Wilfredo Leon zdobył rozgłos jako młody talent w reprezentacji Kuby, lecz jego ambicje związane z grą w Europie doprowadziły do konfliktu z rodzima federacją. W rezultacie musiał opuścić kraj, kontynuując karierę w Zenicie Kazań, a następnie w Sir Safety Perugia. W międzyczasie rozpoczął też starania o polskie obywatelstwo.
Małgorzata, Polka, po raz pierwszy spotkała Leona osobiście w 2011 roku, choć ich znajomość rozpoczęła się wcześniej, w internecie. Jako dziennikarka chciała przeprowadzić wywiad z utalentowanym siatkarzem.

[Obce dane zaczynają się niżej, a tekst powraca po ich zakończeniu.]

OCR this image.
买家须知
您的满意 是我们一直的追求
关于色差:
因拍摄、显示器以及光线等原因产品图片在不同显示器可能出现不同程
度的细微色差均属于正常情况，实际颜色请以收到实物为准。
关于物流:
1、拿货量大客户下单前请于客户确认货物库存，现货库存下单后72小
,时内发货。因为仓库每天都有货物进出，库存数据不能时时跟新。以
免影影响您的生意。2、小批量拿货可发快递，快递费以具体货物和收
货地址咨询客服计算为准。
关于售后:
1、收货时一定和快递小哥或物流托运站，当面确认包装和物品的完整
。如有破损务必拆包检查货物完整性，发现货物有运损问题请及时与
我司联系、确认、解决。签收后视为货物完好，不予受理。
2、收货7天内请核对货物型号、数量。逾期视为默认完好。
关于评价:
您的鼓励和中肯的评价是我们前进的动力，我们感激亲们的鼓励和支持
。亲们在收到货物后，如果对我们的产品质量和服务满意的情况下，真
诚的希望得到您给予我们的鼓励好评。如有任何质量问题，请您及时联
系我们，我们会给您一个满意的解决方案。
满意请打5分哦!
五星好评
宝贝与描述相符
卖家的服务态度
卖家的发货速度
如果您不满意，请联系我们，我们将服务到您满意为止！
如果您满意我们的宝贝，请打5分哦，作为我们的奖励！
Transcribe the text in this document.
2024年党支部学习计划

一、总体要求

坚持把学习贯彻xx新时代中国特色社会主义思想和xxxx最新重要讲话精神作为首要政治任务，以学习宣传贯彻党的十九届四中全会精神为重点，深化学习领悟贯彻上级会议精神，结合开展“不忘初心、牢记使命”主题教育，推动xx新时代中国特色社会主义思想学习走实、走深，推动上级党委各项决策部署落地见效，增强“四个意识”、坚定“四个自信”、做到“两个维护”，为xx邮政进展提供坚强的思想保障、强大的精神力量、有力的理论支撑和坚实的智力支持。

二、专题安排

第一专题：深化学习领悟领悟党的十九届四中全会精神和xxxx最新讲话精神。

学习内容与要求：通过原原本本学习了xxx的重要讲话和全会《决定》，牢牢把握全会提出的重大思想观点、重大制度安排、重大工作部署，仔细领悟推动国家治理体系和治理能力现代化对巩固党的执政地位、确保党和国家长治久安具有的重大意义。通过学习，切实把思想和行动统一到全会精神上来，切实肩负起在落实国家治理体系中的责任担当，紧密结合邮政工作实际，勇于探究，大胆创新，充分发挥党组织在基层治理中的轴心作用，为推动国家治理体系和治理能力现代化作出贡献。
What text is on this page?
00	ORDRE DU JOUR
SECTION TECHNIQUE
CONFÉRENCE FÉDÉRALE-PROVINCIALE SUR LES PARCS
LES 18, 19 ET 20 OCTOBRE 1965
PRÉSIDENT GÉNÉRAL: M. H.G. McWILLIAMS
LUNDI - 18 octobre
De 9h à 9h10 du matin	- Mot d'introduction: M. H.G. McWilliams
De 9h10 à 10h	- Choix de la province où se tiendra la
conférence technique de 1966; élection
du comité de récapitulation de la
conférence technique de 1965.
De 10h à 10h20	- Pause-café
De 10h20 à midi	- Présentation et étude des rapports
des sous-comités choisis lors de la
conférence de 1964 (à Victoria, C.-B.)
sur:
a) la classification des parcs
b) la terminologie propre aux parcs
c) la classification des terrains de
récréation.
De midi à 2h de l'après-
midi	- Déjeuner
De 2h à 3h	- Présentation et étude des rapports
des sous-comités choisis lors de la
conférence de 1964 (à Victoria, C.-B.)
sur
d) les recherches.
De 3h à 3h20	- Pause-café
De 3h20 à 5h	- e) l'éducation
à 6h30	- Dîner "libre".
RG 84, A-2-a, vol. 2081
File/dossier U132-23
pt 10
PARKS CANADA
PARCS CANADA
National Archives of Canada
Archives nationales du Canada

Ich relacja rozwijała się poprzez korespondencję online, zanim w końcu doszło do spotkania "na żywo". – Kontakt wirtualny wydaje się często bardziej skomplikowany niż jest w rzeczywistości. Gdy zobaczyłem ją po raz pierwszy, byłem pozytywnie zaskoczony – przyznał Leon w materiale na YouTube poświęconym ich historii.
ZOBACZ WIDEO: #dziejesiewsporcie: Maria Szarapowa zachwyciła w Davos
Spotykali się okazjonalnie, dostosowując się do napiętego terminarza Wilfredo oraz podróży Małgorzaty. – Widywaliśmy się głównie podczas moich zagranicznych meczów albo gdy ona przyjeżdżała na Kubę. Sam nie mogłem jej odwiedzać, nawet w czasie urlopu, bo mój paszport należał do państwa i był wydawany tylko na potrzeby kadry – opowiadał Leon w serii „Drużyna Mistrzów” na WP SportoweFakty.
To Wilfredo zrobił pierwszy krok, choć inicjatywa należała do jego przyszłej żony. Ich pierwsze spotkanie odbyło się w Gdańsku – tam też Leon poprosił Małgorzatę o rękę. – Byłem bardzo zdenerwowany, planując ten moment. Gdy powiedziała "tak", poczułem się najszczęśliwszym człowiekiem na świecie – wspominał siatkarz.
Pięć lat po pierwszym spotkaniu wzięli ślub, a 13 maja 2017 roku na świat przyszła ich córka Natalia. Dziś mają troje dzieci. Dzięki żonie Leon podjął decyzję o reprezentowaniu Polski. W biało-czerwonych barwach zadebiutował 27 lipca 2019 roku w towarzyskim meczu przeciwko Holandii.
– Wybór gry dla Polski był decyzją zarówno emocjonalną, jak i racjonalną. To była najlepsza opcja. Mam nadzieję, że moja historia pokazuje, dlaczego zmieniłem reprezentację. Teraz Polska to mój dom – mówię po polsku, mam polski paszport i gram dla tego kraju. Jestem szczęśliwy z tego wyboru – podkreślił Leon.
Leon przed startem tego sezonu podpisał kontrakt z Bogdanką LUK Lublin i miał okazję zadebiutować w rozgrywkach PlusLigi. Informacja Przeglądu Sportowego Onet o przedłużeniu przez niego kontraktu z polską drużyną z pewnością ucieszyła wielu kibiców w naszym kraju.